All-Time Albums: #91

DM_Songs_Of_Faith_And_Devotion

DEPECHE MODE Songs Of Faith And Devotion
(1993)

I Feel You 4:35 (UK single, #8)
Walking In My Shoes 5:35 (UK single, #14)
Condemnation 3:19 (UK single, #9)
Mercy In You 4:17
Judas 5:13
In Your Room 6:24 (UK single, #8)
Get Right With Me 3:52
Rush 4:36
One Caress 3:30
Higher Love 5:56

 

In so many ways, Depeche Mode are my ultimate group. Their singles output between 1983 and 1998 put them streets ahead of anyone else, certainly when it came to my personal charts (22 #1s, and another 4 making #2). Surely they’d be a given for the upper reaches of my All-Time Album list? Well…um….it’s not always that simple.

A Depeche Mode album could be a frustrating affair, sometimes (no pun intended) blighted by Martin Leslie Gore’s need to express himself honestly for approximately a third of the LP, usually in the form of a soul-baring ballad or an awkward paean to corruptible young girls in leather boots or black dresses.
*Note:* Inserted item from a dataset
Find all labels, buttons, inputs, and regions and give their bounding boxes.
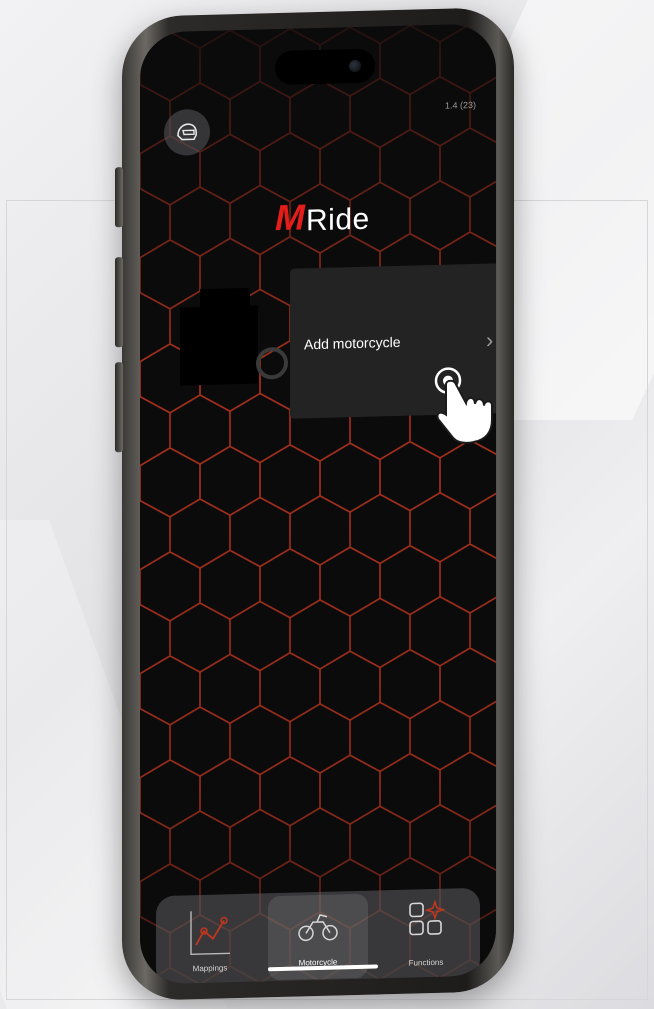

Or both. In 1983, it was new and diverting, but by 1988 we’d all had enough of that, thanksverymuch.

In the early 90s, once U2 had upped their own game with Achtung Baby and upped the ante in general for any alternative band wishing for world domination and/or credibility, Depeche Mode’s answer was this extremely intense, wayward, indulgent and magnificent opus. It was their first UK #1 album, although in true DM style it didn’t stay on the Top 75 for more than a couple of months plus spare change.

Yes, there are more enjoyable Depeche Mode albums (Some Great Reward, Music For The Masses), and in ’83 the Construction Time Again set was as much of a drastic gear-shift compared to its predecessor as Songs Of Faith And Devotion was to Violator, although more in image and the extremities they pushed the sound rather than a total reinvention.

The era kicked off with a blast of feedback, a guitar from the depths of hell, and – if you were watching the lead single’s video – the (then) extraordinary sight of Dave Gahan replete with Jesus hair and beard. In 1993, this chimed perfectly with the age, and with my own sensibilities. As much as I loved my ’80s music, the first couple of years of the ’90s saw me immersing myself in music which sounded nothing like that decade. It helped that a lot of ’80s acts were “doing a U2” and getting down ‘n’ dirty, grunging up their sound as much as possible. Twenty years later, a lot of it sounds an overwrought mess, but I Feel You, Walking In My Shoes and especially Higher Love hit the spot.

Sadly, this would also be the last decent Depeche Mode album.